Prices were mixed in the Northeast and Appalachia heading into the weekend, with some points continuing a volatile pattern that has coincided with shoulder season maintenance in the region.
In the West, the import- and storage-constrained SoCal Citygate recorded another Friday decline ahead of a weekend expected to bring moderate demand for utility Southern California Gas (SoCalGas). SoCal Citygate plummeted 63 cents to average $2.06, while SoCal Border Averageshed 10 cents to $1.82.
SoCalGas was forecasting total system demand of right around 2 Bcf/d over the weekend, down slightly from actual demand of about 2.1 Bcf/d Thursday.

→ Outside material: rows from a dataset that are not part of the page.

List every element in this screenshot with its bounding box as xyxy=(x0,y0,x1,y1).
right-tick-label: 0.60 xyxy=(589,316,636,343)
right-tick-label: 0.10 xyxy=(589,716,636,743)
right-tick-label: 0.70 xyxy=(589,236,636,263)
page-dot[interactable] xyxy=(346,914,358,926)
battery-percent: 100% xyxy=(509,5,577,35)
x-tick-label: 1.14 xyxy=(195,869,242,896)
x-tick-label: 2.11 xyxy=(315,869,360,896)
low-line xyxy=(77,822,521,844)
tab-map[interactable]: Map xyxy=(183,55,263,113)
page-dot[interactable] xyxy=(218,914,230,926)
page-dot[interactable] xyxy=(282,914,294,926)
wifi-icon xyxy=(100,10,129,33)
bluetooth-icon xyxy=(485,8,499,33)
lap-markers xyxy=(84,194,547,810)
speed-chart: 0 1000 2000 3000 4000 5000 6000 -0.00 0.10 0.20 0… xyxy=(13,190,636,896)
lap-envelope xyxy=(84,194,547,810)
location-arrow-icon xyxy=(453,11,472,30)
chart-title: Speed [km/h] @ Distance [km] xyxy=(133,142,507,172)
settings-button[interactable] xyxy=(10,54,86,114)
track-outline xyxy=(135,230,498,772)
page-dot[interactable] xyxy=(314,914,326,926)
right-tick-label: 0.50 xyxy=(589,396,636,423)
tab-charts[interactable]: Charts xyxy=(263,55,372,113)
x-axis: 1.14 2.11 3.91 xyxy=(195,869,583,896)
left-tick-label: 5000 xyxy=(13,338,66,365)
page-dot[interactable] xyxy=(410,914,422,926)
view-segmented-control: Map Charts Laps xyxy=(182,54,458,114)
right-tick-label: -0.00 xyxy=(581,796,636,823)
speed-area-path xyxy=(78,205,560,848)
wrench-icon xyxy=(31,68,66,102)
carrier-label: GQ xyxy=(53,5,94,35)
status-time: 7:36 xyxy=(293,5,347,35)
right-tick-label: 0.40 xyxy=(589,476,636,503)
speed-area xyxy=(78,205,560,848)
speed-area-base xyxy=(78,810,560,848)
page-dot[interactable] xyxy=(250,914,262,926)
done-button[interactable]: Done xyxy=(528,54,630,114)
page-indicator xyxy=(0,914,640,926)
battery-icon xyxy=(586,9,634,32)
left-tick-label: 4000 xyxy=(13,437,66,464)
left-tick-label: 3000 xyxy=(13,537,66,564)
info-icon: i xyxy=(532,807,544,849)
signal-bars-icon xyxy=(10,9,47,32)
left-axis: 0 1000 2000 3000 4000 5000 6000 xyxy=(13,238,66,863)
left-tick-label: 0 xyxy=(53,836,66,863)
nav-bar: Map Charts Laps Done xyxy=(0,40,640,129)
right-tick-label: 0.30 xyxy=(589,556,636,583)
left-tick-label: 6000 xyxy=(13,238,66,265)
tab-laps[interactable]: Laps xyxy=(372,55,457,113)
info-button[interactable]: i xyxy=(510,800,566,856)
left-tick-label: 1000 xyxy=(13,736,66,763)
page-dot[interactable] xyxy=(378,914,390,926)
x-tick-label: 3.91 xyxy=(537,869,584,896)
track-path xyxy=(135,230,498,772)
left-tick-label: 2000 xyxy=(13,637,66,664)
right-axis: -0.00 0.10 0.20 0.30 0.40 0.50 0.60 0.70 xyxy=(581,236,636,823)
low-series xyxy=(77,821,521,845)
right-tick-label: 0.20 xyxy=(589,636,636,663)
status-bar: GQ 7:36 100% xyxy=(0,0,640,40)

The utility was forecasting weighted average temperatures in the mid-60s over the weekend.
“Planned maintenance on Northwest Pipeline (NWPL) beginning Monday and lasting through Saturday (May 26) could disrupt over 150 MMcf/d of San Juan Basin outflows,” Genscape analyst Joe Bernardi told clients Friday. “NWPL will perform a hydrotest between its Moab and Cisco compressor stations in southeastern Utah, which will require these points to go to zero flow.
“These points typically bring San Juan molecules north, with an average throughput of 179 MMcf/d over the past month,” Bernardi said. “There has not been an equivalent NWPL maintenance event within recent years, but reroutes could occur onto Transcolorado, El Paso or Transwestern.”